Toujours dans la lignée de l’esprit oulipien (ou OuBaPien = Ouvroir de Bande Dessinée Potentielle) qui anime son projet, Mathieu impose à son personnage principal une contrainte narrative supplémentaire : en plus des logiques molles et glissantes, complaisantes aux retournements et métamorphoses, dont Julius Corentin Acquefacques avait fait preuve jusqu’ici, Mathieu construit son album en miroir, album dont les apparences symétriques confluent en une sorte de chiasme en son épicentre (entre les planches 24 et 25) : ce qui était en haut passe en bas, ce qui était à l’endroit passe à l’envers, ce qui était blanc devient noir, etc.

Cette contrainte exige d’être pensée, case par case ; toutefois, pour des raisons de logique, les deux moitiés de l’album ne sont pas totalement symétriques à cette échelle (voir les séquences de la circulation en wagonnets).

Il fallait conserver à l’album une pure apparence de miroir (symétrie / inversion des titres et des dessins entre la première et la quatrième de couverture), ce qui a poussé Mathieu à évacuer le titre de l’album de la couverture (« L’Epaisseur du Miroir »), pour ne le faire figurer que sur la tranche de la reliure.
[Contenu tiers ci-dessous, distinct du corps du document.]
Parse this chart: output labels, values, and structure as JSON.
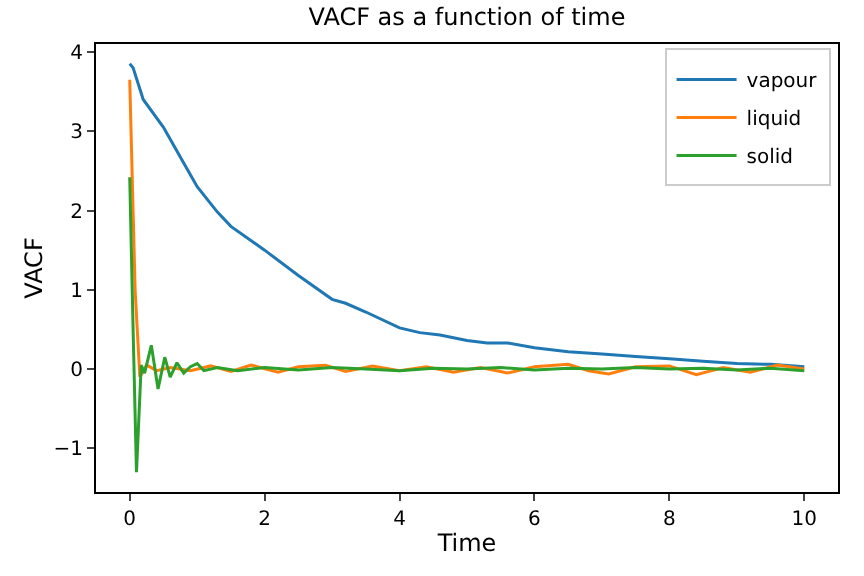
{
  "chart_data": {
    "type": "line",
    "title": "VACF as a function of time",
    "xlabel": "Time",
    "ylabel": "VACF",
    "xlim": [
      -0.5,
      10.5
    ],
    "ylim": [
      -1.55,
      4.1
    ],
    "xticks": [
      0,
      2,
      4,
      6,
      8,
      10
    ],
    "yticks": [
      -1,
      0,
      1,
      2,
      3,
      4
    ],
    "grid": false,
    "legend": "top right",
    "series": [
      {
        "name": "vapour",
        "color": "#1f77b4",
        "x": [
          0,
          0.05,
          0.2,
          0.5,
          0.8,
          1,
          1.3,
          1.5,
          2,
          2.5,
          3,
          3.2,
          3.5,
          4,
          4.3,
          4.6,
          5,
          5.3,
          5.6,
          6,
          6.5,
          7,
          7.5,
          8,
          8.5,
          9,
          9.5,
          10
        ],
        "values": [
          3.85,
          3.8,
          3.4,
          3.05,
          2.6,
          2.3,
          1.98,
          1.8,
          1.5,
          1.18,
          0.88,
          0.83,
          0.72,
          0.52,
          0.46,
          0.43,
          0.36,
          0.33,
          0.33,
          0.27,
          0.22,
          0.19,
          0.16,
          0.13,
          0.1,
          0.07,
          0.06,
          0.03
        ]
      },
      {
        "name": "liquid",
        "color": "#ff7f0e",
        "x": [
          0,
          0.08,
          0.15,
          0.25,
          0.4,
          0.6,
          0.9,
          1.2,
          1.5,
          1.8,
          2.2,
          2.5,
          2.9,
          3.2,
          3.6,
          4,
          4.4,
          4.8,
          5.2,
          5.6,
          6,
          6.5,
          6.8,
          7.1,
          7.5,
          8,
          8.4,
          8.8,
          9.2,
          9.6,
          10
        ],
        "values": [
          3.65,
          1.0,
          -0.1,
          0.05,
          -0.02,
          0.02,
          -0.02,
          0.04,
          -0.03,
          0.05,
          -0.04,
          0.03,
          0.05,
          -0.03,
          0.04,
          -0.02,
          0.03,
          -0.04,
          0.02,
          -0.05,
          0.03,
          0.06,
          -0.02,
          -0.06,
          0.03,
          0.04,
          -0.07,
          0.02,
          -0.04,
          0.05,
          0
        ]
      },
      {
        "name": "solid",
        "color": "#2ca02c",
        "x": [
          0,
          0.05,
          0.1,
          0.17,
          0.22,
          0.32,
          0.42,
          0.52,
          0.6,
          0.7,
          0.8,
          0.9,
          1,
          1.1,
          1.3,
          1.6,
          2,
          2.5,
          3,
          3.5,
          4,
          4.5,
          5,
          5.5,
          6,
          6.5,
          7,
          7.5,
          8,
          8.5,
          9,
          9.5,
          10
        ],
        "values": [
          2.42,
          0.5,
          -1.3,
          0.05,
          -0.05,
          0.3,
          -0.25,
          0.15,
          -0.1,
          0.08,
          -0.05,
          0.03,
          0.07,
          -0.02,
          0.02,
          -0.02,
          0.02,
          -0.01,
          0.02,
          0,
          -0.02,
          0.01,
          0,
          0.02,
          -0.01,
          0.01,
          0,
          0.02,
          0,
          0.01,
          -0.01,
          0.01,
          -0.02
        ]
      }
    ]
  }
}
On ne rigole pas avec la perfection formelle, chez les auteurs qui travaillent dans l’esprit de « L’Association » !

Peu d’auteurs de BD ont tenté à ce degré les expériences de symétrie spatiale, qu’elle soit parfaite ou pas ; au niveau de la seule vignette, on ne peut que citer Gustave Verbeck (Verbeek), qui signait de 1903 à 1905 « Upside down of Little Lady Lovekinds » et « Old Man Muffaroo ». Mais, avec Verbeek, le haut et le bas de l’image ne sont pas strictement symétriques, seulement lisibles à l’endroit et à l’envers.

Plus près de nous, « Nogegon », de Luc et François Schuiten (1990), nous offrait un beau récit palindromique, lisible vignette par vignette en miroir à partir d’un point central. Cet essai se rapproche beaucoup de ce que fait Mathieu ici.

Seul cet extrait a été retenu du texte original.